Court Opinion

ID: 5531242
Source: CourtListenerOpinion
Date Created: 2022-01-10 18:08:33.981523+00
Date Added: 2024-06-11T08:34:35.521114
License: Public Domain

Memorandum. Order of the Appellate Division reversed, the motion to suppress granted, and the indictment dismissed. Connection with a rented automobile alone did not give the police sufficient cause to stop defendant. The use of the flashlight in the circumstances of this case which resulted in the discovery of the firearm and the drugs was an unwarranted intrusion into the interior of the vehicle.
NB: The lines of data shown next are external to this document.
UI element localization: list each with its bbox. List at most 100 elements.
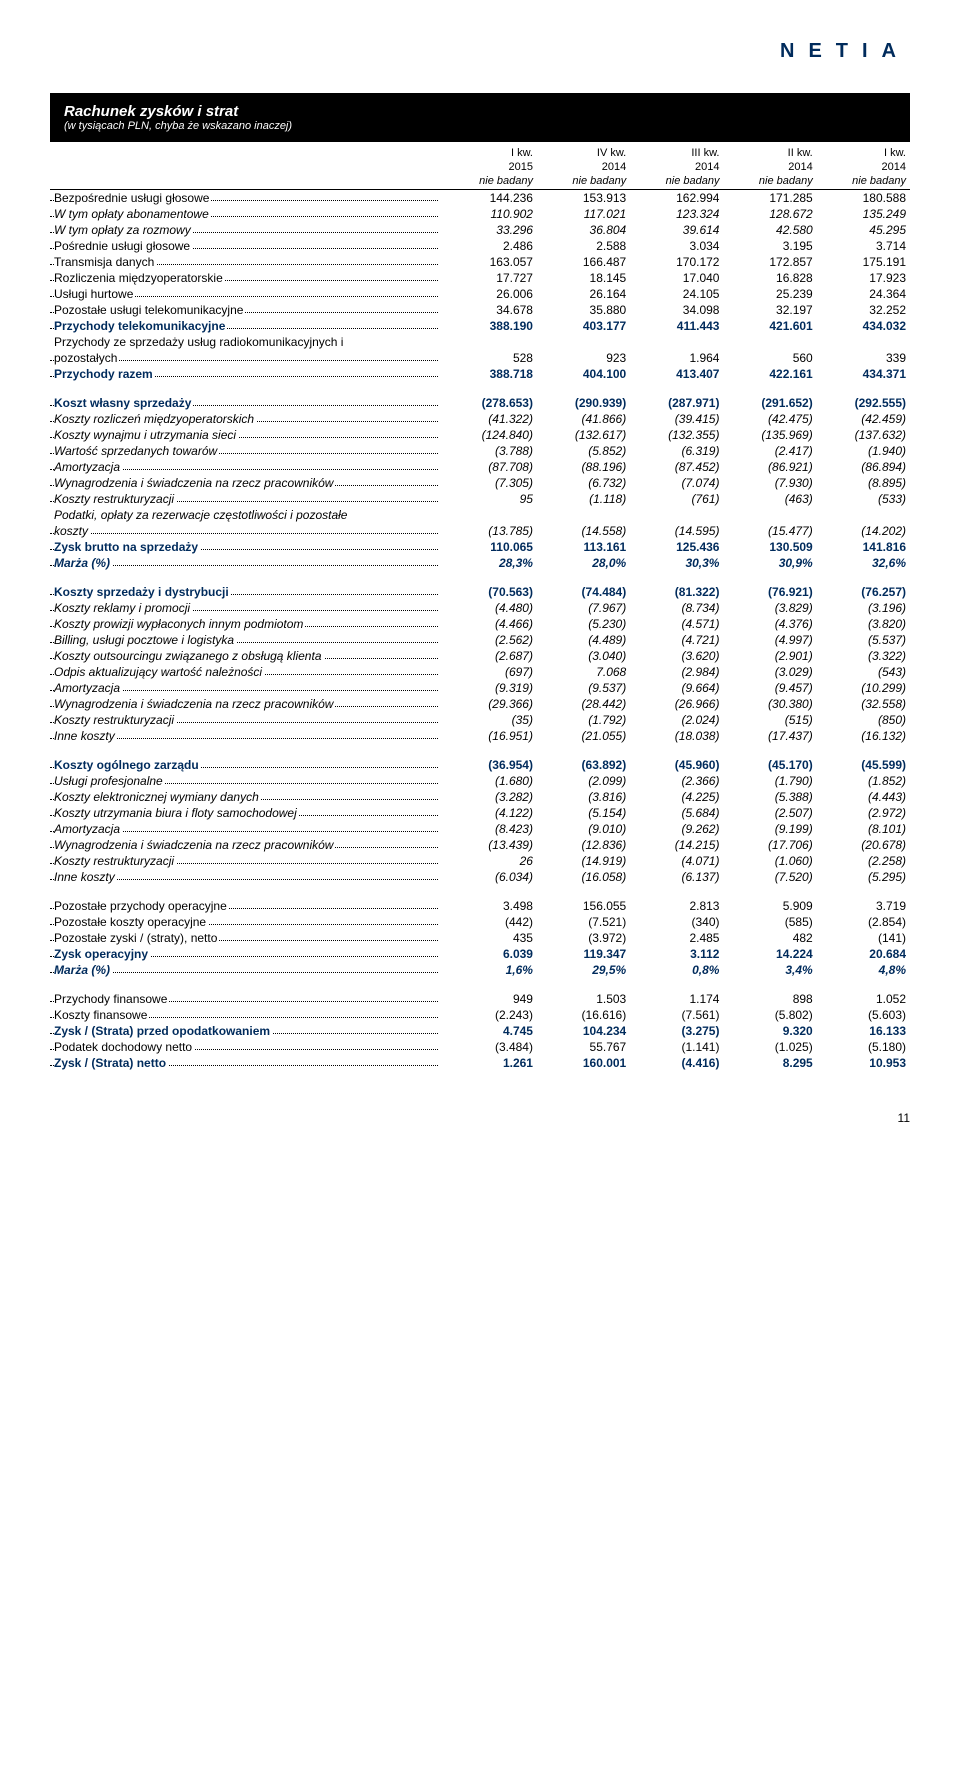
cell-value: (5.537) (817, 632, 910, 648)
cell-value: (5.802) (723, 1007, 816, 1023)
cell-value: (3.820) (817, 616, 910, 632)
cell-value: 482 (723, 930, 816, 946)
cell-value: (6.034) (444, 869, 537, 885)
cell-value: (1.790) (723, 773, 816, 789)
table-row: Rozliczenia międzyoperatorskie17.72718.1… (50, 270, 910, 286)
table-row: Bezpośrednie usługi głosowe144.236153.91… (50, 190, 910, 207)
cell-value (630, 334, 723, 350)
report-title-block: Rachunek zysków i strat (w tysiącach PLN… (50, 93, 910, 142)
column-header: 2014 (537, 160, 630, 174)
cell-value: (8.895) (817, 475, 910, 491)
cell-value: 160.001 (537, 1055, 630, 1071)
row-label: Billing, usługi pocztowe i logistyka (54, 633, 236, 647)
table-row: Koszty restrukturyzacji26(14.919)(4.071)… (50, 853, 910, 869)
cell-value: (16.132) (817, 728, 910, 744)
report-subtitle: (w tysiącach PLN, chyba że wskazano inac… (64, 120, 896, 132)
row-label: Koszty sprzedaży i dystrybucji (54, 585, 231, 599)
cell-value: (10.299) (817, 680, 910, 696)
cell-value: (1.940) (817, 443, 910, 459)
cell-value: 123.324 (630, 206, 723, 222)
cell-value: (4.376) (723, 616, 816, 632)
cell-value: (63.892) (537, 744, 630, 773)
column-header: III kw. (630, 146, 723, 160)
row-label: Koszty wynajmu i utrzymania sieci (54, 428, 238, 442)
cell-value: 32,6% (817, 555, 910, 571)
cell-value: (5.852) (537, 443, 630, 459)
cell-value: (697) (444, 664, 537, 680)
row-label: Koszty utrzymania biura i floty samochod… (54, 806, 299, 820)
cell-value: (14.919) (537, 853, 630, 869)
column-header: nie badany (537, 174, 630, 190)
cell-value: (2.024) (630, 712, 723, 728)
cell-value: (132.355) (630, 427, 723, 443)
cell-value: 434.371 (817, 366, 910, 382)
table-row: Koszty utrzymania biura i floty samochod… (50, 805, 910, 821)
table-row: Koszty restrukturyzacji(35)(1.792)(2.024… (50, 712, 910, 728)
cell-value: 117.021 (537, 206, 630, 222)
cell-value: (41.322) (444, 411, 537, 427)
column-header: nie badany (723, 174, 816, 190)
table-row: Podatek dochodowy netto(3.484)55.767(1.1… (50, 1039, 910, 1055)
cell-value: (42.459) (817, 411, 910, 427)
cell-value: (6.732) (537, 475, 630, 491)
cell-value: (86.921) (723, 459, 816, 475)
cell-value: (291.652) (723, 382, 816, 411)
cell-value: 17.923 (817, 270, 910, 286)
row-label: Zysk / (Strata) netto (54, 1056, 168, 1070)
table-row: pozostałych5289231.964560339 (50, 350, 910, 366)
cell-value: 30,9% (723, 555, 816, 571)
cell-value: 24.364 (817, 286, 910, 302)
cell-value: (543) (817, 664, 910, 680)
cell-value: (42.475) (723, 411, 816, 427)
cell-value: 422.161 (723, 366, 816, 382)
cell-value (630, 507, 723, 523)
cell-value: 421.601 (723, 318, 816, 334)
cell-value: (132.617) (537, 427, 630, 443)
cell-value: (2.901) (723, 648, 816, 664)
column-header: 2014 (817, 160, 910, 174)
cell-value: (4.122) (444, 805, 537, 821)
row-label: pozostałych (54, 351, 119, 365)
column-header: II kw. (723, 146, 816, 160)
row-label: Koszty rozliczeń międzyoperatorskich (54, 412, 256, 426)
table-row: koszty(13.785)(14.558)(14.595)(15.477)(1… (50, 523, 910, 539)
cell-value: 1,6% (444, 962, 537, 978)
table-row: Koszty finansowe(2.243)(16.616)(7.561)(5… (50, 1007, 910, 1023)
cell-value: 4.745 (444, 1023, 537, 1039)
table-row: Pośrednie usługi głosowe2.4862.5883.0343… (50, 238, 910, 254)
cell-value: (6.137) (630, 869, 723, 885)
cell-value: 14.224 (723, 946, 816, 962)
column-header: I kw. (444, 146, 537, 160)
cell-value: 33.296 (444, 222, 537, 238)
cell-value: 42.580 (723, 222, 816, 238)
cell-value: (4.071) (630, 853, 723, 869)
cell-value: (761) (630, 491, 723, 507)
table-row: Marża (%)1,6%29,5%0,8%3,4%4,8% (50, 962, 910, 978)
cell-value: (340) (630, 914, 723, 930)
table-row: Koszty rozliczeń międzyoperatorskich (41.… (50, 411, 910, 427)
cell-value: 130.509 (723, 539, 816, 555)
cell-value: (2.507) (723, 805, 816, 821)
cell-value: 2.485 (630, 930, 723, 946)
row-label: Odpis aktualizujący wartość należności (54, 665, 264, 679)
row-label: Koszty restrukturyzacji (54, 492, 176, 506)
row-label: W tym opłaty za rozmowy (54, 223, 193, 237)
table-row: Billing, usługi pocztowe i logistyka (2.5… (50, 632, 910, 648)
column-header: nie badany (444, 174, 537, 190)
cell-value: 388.190 (444, 318, 537, 334)
row-label: W tym opłaty abonamentowe (54, 207, 211, 221)
cell-value: (4.571) (630, 616, 723, 632)
cell-value: (4.416) (630, 1055, 723, 1071)
table-row: Koszty reklamy i promocji(4.480)(7.967)(… (50, 600, 910, 616)
table-row: Wynagrodzenia i świadczenia na rzecz pra… (50, 837, 910, 853)
table-row: Zysk / (Strata) netto1.261160.001(4.416)… (50, 1055, 910, 1071)
cell-value: (2.562) (444, 632, 537, 648)
row-label: Przychody telekomunikacyjne (54, 319, 227, 333)
cell-value: 172.857 (723, 254, 816, 270)
cell-value: 25.239 (723, 286, 816, 302)
cell-value: (124.840) (444, 427, 537, 443)
cell-value: 28,3% (444, 555, 537, 571)
cell-value: (4.480) (444, 600, 537, 616)
row-label: Transmisja danych (54, 255, 156, 269)
table-row: Przychody razem388.718404.100413.407422.… (50, 366, 910, 382)
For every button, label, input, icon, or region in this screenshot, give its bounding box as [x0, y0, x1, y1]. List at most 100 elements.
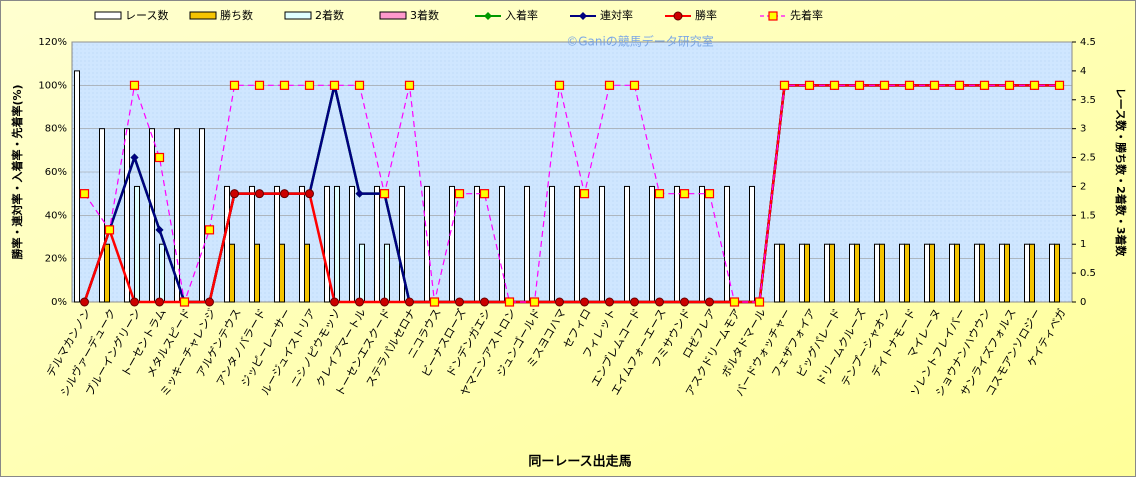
bar — [99, 128, 105, 303]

There was no basis for suspicion other than defendant’s prior presence in a rented car and his walking about the block. At best this gave the police by way of subjective "hunch” "cause” to investigate. Had it not been for the "hunch” the police would not have directed their attention to the interior of the car. They were not making a routine check of this or other parked cars, attended or unattended. Certainly, there was no inevitable discovery following a proper arrest, as in People v Fitzpatrick (32 NY2d 499, 506-507, cert den 414 US 1033), the authority cited by the Appellate Division for its affirmance. More applicable and precisely in point is People v Allende (39 NY2d 474), involving a seizure of a weapon in a parked automobile, except for the fact that in the Allende case the police approached defendant with drawn guns.